Ce n'est pas le fait que je sois resté des heures dans la salle d'attente, ni même le fait que j'ai plusieurs points de suture sur le visage, qui me surprend le plus. Ma surprise vient du fait que Stan soit toujours là, à l'exacte même place de l'endroit où il m'a laissé. Qui sait, si j'avais dû passer la nuit ici, il aurait sans doute demandé à faire mettre un lit dans ma chambre. Je ne suis pas en colère, ni même agacé par sa présence. En fait, j'y vois beaucoup de gentillesse. Si j'avais été à sa place, je pense que je serais resté moi aussi, uniquement dans le but de savoir si la personne allait bien. Ce n'est pas grand chose, mais dans ce genre de situations, cela peut faire une certaine différence de savoir que l'on n'est pas seul.

—Tu n'avais rien mieux à faire que d'attendre sur le parking des urgences au beau milieu de la nuit ?
—Oh, si. Bien sûr que si. Je suis allé au mariage auquel nous étions tous deux invités apparemment. J'ai trouvé ton nom sur une étiquette. Puis, je me suis dit que si tu avais trouvé une excuse pour ne pas y aller, j'en trouverai bien une moi aussi.
—Oh!
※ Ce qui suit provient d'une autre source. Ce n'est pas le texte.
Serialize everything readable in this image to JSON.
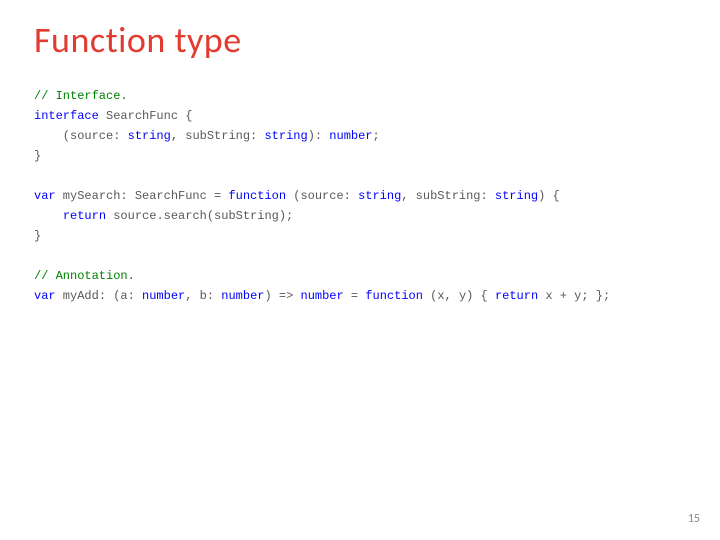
{
  "title": "Function type",
  "page_number": "15",
  "code": {
    "c1": "// Interface.",
    "kw_interface": "interface",
    "iface_name": " SearchFunc {",
    "sig_open": "    (source: ",
    "t_string1": "string",
    "sig_mid1": ", subString: ",
    "t_string2": "string",
    "sig_mid2": "): ",
    "t_number1": "number",
    "sig_end": ";",
    "brace1": "}",
    "kw_var1": "var",
    "decl1_a": " mySearch: SearchFunc = ",
    "kw_function1": "function",
    "decl1_b": " (source: ",
    "t_string3": "string",
    "decl1_c": ", subString: ",
    "t_string4": "string",
    "decl1_d": ") {",
    "ret_indent": "    ",
    "kw_return1": "return",
    "ret_body": " source.search(subString);",
    "brace2": "}",
    "c2": "// Annotation.",
    "kw_var2": "var",
    "decl2_a": " myAdd: (a: ",
    "t_number2": "number",
    "decl2_b": ", b: ",
    "t_number3": "number",
    "decl2_c": ") => ",
    "t_number4": "number",
    "decl2_d": " = ",
    "kw_function2": "function",
    "decl2_e": " (x, y) { ",
    "kw_return2": "return",
    "decl2_f": " x + y; };"
  }
}
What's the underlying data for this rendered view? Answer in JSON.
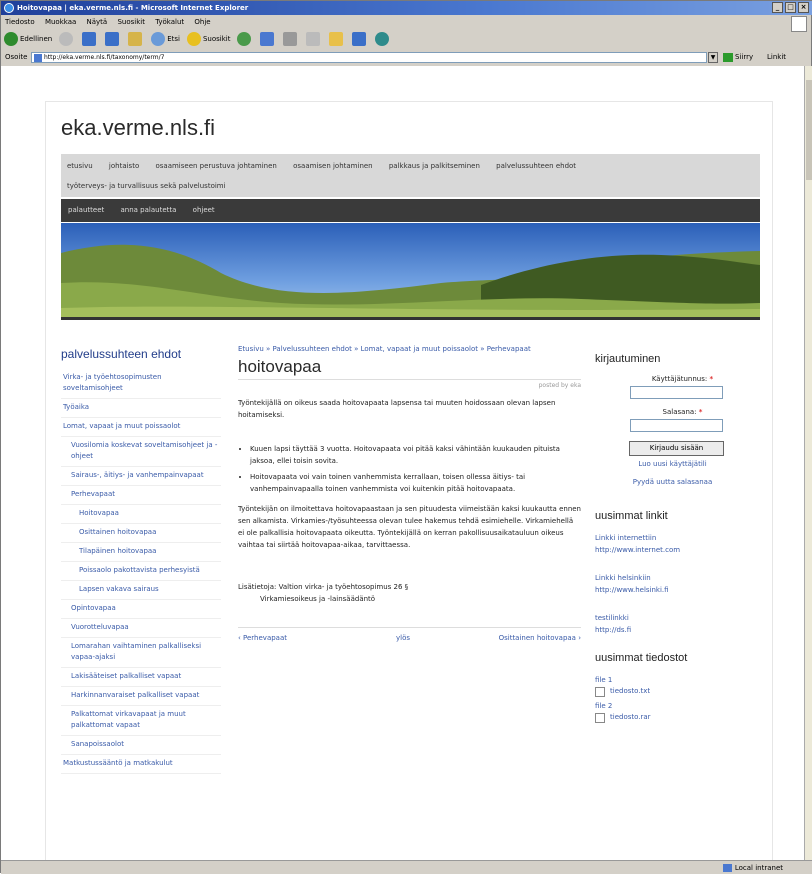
{
  "browser": {
    "title": "Hoitovapaa | eka.verme.nls.fi - Microsoft Internet Explorer",
    "menu": [
      "Tiedosto",
      "Muokkaa",
      "Näytä",
      "Suosikit",
      "Työkalut",
      "Ohje"
    ],
    "toolbar": {
      "back": "Edellinen",
      "search": "Etsi",
      "favorites": "Suosikit"
    },
    "address_label": "Osoite",
    "address_value": "http://eka.verme.nls.fi/taxonomy/term/7",
    "go_label": "Siirry",
    "links_label": "Linkit",
    "status_zone": "Local intranet"
  },
  "site": {
    "title": "eka.verme.nls.fi",
    "nav_row1": [
      "etusivu",
      "johtaisto",
      "osaamiseen perustuva johtaminen",
      "osaamisen johtaminen",
      "palkkaus ja palkitseminen",
      "palvelussuhteen ehdot"
    ],
    "nav_row2": [
      "työterveys- ja turvallisuus sekä palvelustoimi"
    ],
    "nav2": [
      "palautteet",
      "anna palautetta",
      "ohjeet"
    ]
  },
  "left": {
    "heading": "palvelussuhteen ehdot",
    "items": [
      {
        "label": "Virka- ja työehtosopimusten soveltamisohjeet",
        "level": 0
      },
      {
        "label": "Työaika",
        "level": 0
      },
      {
        "label": "Lomat, vapaat ja muut poissaolot",
        "level": 0
      },
      {
        "label": "Vuosilomia koskevat soveltamisohjeet ja -ohjeet",
        "level": 1
      },
      {
        "label": "Sairaus-, äitiys- ja vanhempainvapaat",
        "level": 1
      },
      {
        "label": "Perhevapaat",
        "level": 1
      },
      {
        "label": "Hoitovapaa",
        "level": 2
      },
      {
        "label": "Osittainen hoitovapaa",
        "level": 2
      },
      {
        "label": "Tilapäinen hoitovapaa",
        "level": 2
      },
      {
        "label": "Poissaolo pakottavista perhesyistä",
        "level": 2
      },
      {
        "label": "Lapsen vakava sairaus",
        "level": 2
      },
      {
        "label": "Opintovapaa",
        "level": 1
      },
      {
        "label": "Vuorotteluvapaa",
        "level": 1
      },
      {
        "label": "Lomarahan vaihtaminen palkalliseksi vapaa-ajaksi",
        "level": 1
      },
      {
        "label": "Lakisääteiset palkalliset vapaat",
        "level": 1
      },
      {
        "label": "Harkinnanvaraiset palkalliset vapaat",
        "level": 1
      },
      {
        "label": "Palkattomat virkavapaat ja muut palkattomat vapaat",
        "level": 1
      },
      {
        "label": "Sanapoissaolot",
        "level": 1
      },
      {
        "label": "Matkustussääntö ja matkakulut",
        "level": 0
      }
    ]
  },
  "main": {
    "breadcrumb": "Etusivu » Palvelussuhteen ehdot » Lomat, vapaat ja muut poissaolot » Perhevapaat",
    "title": "hoitovapaa",
    "posted": "posted by eka",
    "intro": "Työntekijällä on oikeus saada hoitovapaata lapsensa tai muuten hoidossaan olevan lapsen hoitamiseksi.",
    "bullets": [
      "Kuuen lapsi täyttää 3 vuotta. Hoitovapaata voi pitää kaksi vähintään kuukauden pituista jaksoa, ellei toisin sovita.",
      "Hoitovapaata voi vain toinen vanhemmista kerrallaan, toisen ollessa äitiys- tai vanhempainvapaalla toinen vanhemmista voi kuitenkin pitää hoitovapaata."
    ],
    "para2": "Työntekijän on ilmoitettava hoitovapaastaan ja sen pituudesta viimeistään kaksi kuukautta ennen sen alkamista. Virkamies-/työsuhteessa olevan tulee hakemus tehdä esimiehelle. Virkamiehellä ei ole palkallisia hoitovapaata oikeutta. Työntekijällä on kerran pakollisuusaikatauluun oikeus vaihtaa tai siirtää hoitovapaa-aikaa, tarvittaessa.",
    "ref_line1": "Lisätietoja: Valtion virka- ja työehtosopimus 26 §",
    "ref_line2": "Virkamiesoikeus ja -lainsäädäntö",
    "bottom_nav": {
      "prev": "‹ Perhevapaat",
      "up": "ylös",
      "next": "Osittainen hoitovapaa ›"
    }
  },
  "right": {
    "login_heading": "kirjautuminen",
    "username_label": "Käyttäjätunnus:",
    "password_label": "Salasana:",
    "required_mark": "*",
    "login_button": "Kirjaudu sisään",
    "register_link": "Luo uusi käyttäjätili",
    "forgot_link": "Pyydä uutta salasanaa",
    "links_heading": "uusimmat linkit",
    "links": [
      {
        "title": "Linkki internettiin",
        "url": "http://www.internet.com"
      },
      {
        "title": "Linkki helsinkiin",
        "url": "http://www.helsinki.fi"
      },
      {
        "title": "testilinkki",
        "url": "http://ds.fi"
      }
    ],
    "files_heading": "uusimmat tiedostot",
    "files": [
      {
        "label": "file 1",
        "filename": "tiedosto.txt"
      },
      {
        "label": "file 2",
        "filename": "tiedosto.rar"
      }
    ]
  },
  "colors": {
    "link": "#3a5ba8",
    "heading_blue": "#223d8a",
    "nav_dark": "#3a3a3a",
    "nav_light": "#d8d8d8",
    "titlebar": "#1f3f9a"
  }
}
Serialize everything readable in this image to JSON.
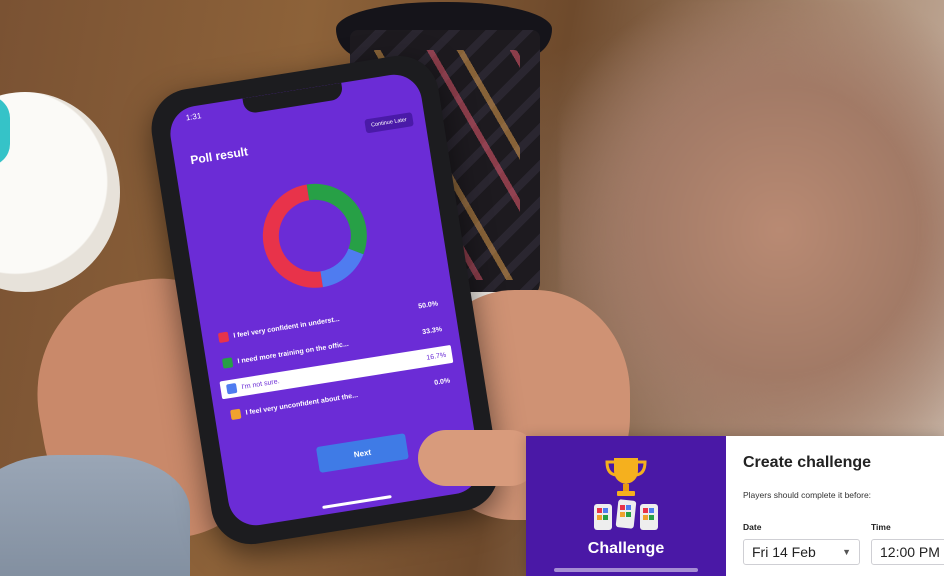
{
  "phone_app": {
    "status_time": "1:31",
    "title": "Poll result",
    "continue_label": "Continue Later",
    "answers": [
      {
        "text": "I feel very confident in underst...",
        "percent": "50.0%",
        "color": "#e8334a",
        "selected": false
      },
      {
        "text": "I need more training on the offic...",
        "percent": "33.3%",
        "color": "#27a046",
        "selected": false
      },
      {
        "text": "I'm not sure.",
        "percent": "16.7%",
        "color": "#4f7cf0",
        "selected": true
      },
      {
        "text": "I feel very unconfident about the...",
        "percent": "0.0%",
        "color": "#f0a22e",
        "selected": false
      }
    ],
    "next_label": "Next"
  },
  "chart_data": {
    "type": "pie",
    "categories": [
      "I feel very confident in underst...",
      "I need more training on the offic...",
      "I'm not sure.",
      "I feel very unconfident about the..."
    ],
    "values": [
      50.0,
      33.3,
      16.7,
      0.0
    ],
    "colors": [
      "#e8334a",
      "#27a046",
      "#4f7cf0",
      "#f0a22e"
    ],
    "style": "donut"
  },
  "challenge_card": {
    "panel_title": "Challenge",
    "heading": "Create challenge",
    "instruction": "Players should complete it before:",
    "date_label": "Date",
    "date_value": "Fri 14 Feb",
    "time_label": "Time",
    "time_value": "12:00 PM",
    "accent_color": "#4a18a6"
  }
}
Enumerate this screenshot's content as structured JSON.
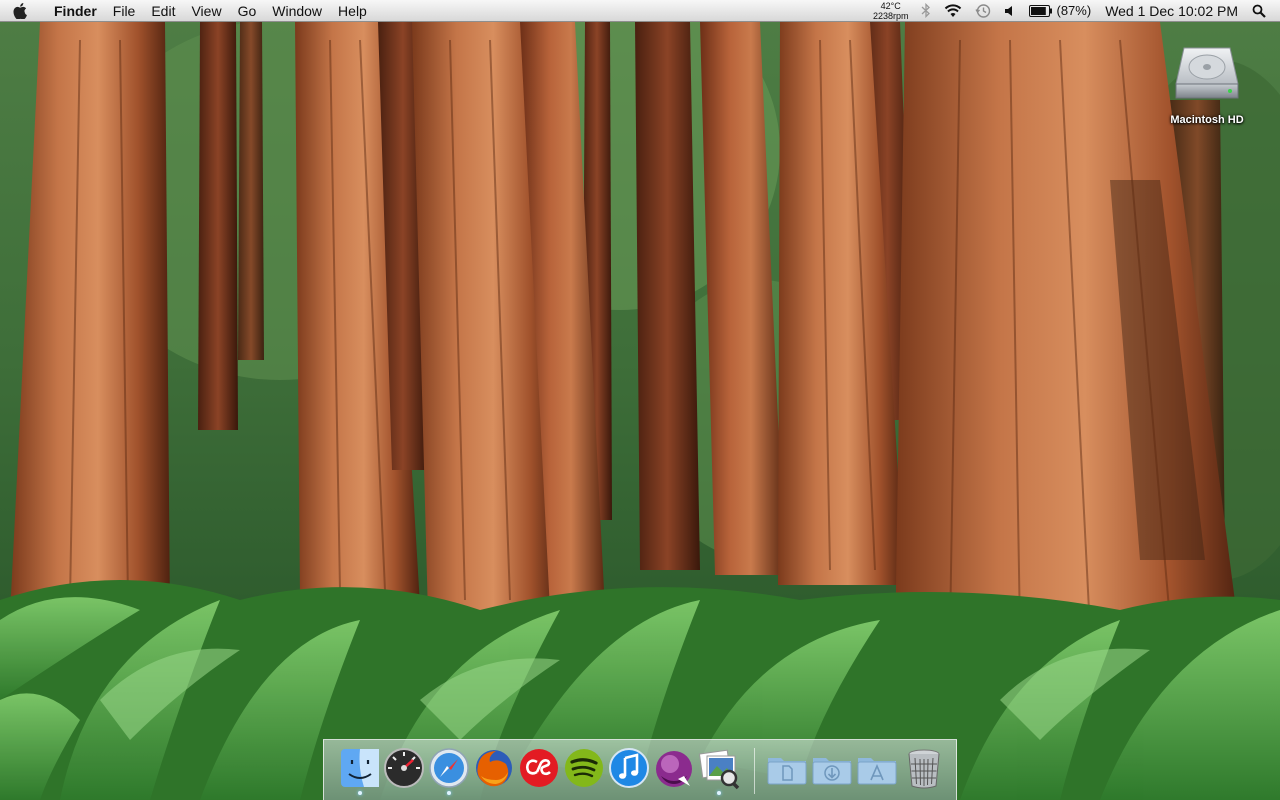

Et quelle est ton excuse ? dis-je en mettant les mains dans mes poches, un sourire amusé aux lèvres.
—Toi. C'est toi, mon excuse.

Il sort de sa voiture une bouteille de champagne, de laquelle l'étiquette a été arrachée.

—Tous les magasins étaient fermés, mais je n'allais tout de même pas venir te récupérer les mains vides. Ça ferait mauvais genre, tu ne crois pas ?
—Qui t'as dit que j'allais repartir avec toi, hm ?
—Mon égo surdimensionné, évidemment. Qui refuserait de boire une petite coupe de champagne avec un garçon aussi charmant et gentil que moi ? Tu me dois bien ça après tout. Sans moi, tu te serais sans doute vidé de ton sang devant une église, quelle fin dramatique.
—Effectivement, je te dois bien ça, dis-je en saisissant la bouteille. Allons ailleurs dans ce cas. Boire sur le parking d'un hôpital ne fait pas...bon genre, dis-je ironiquement.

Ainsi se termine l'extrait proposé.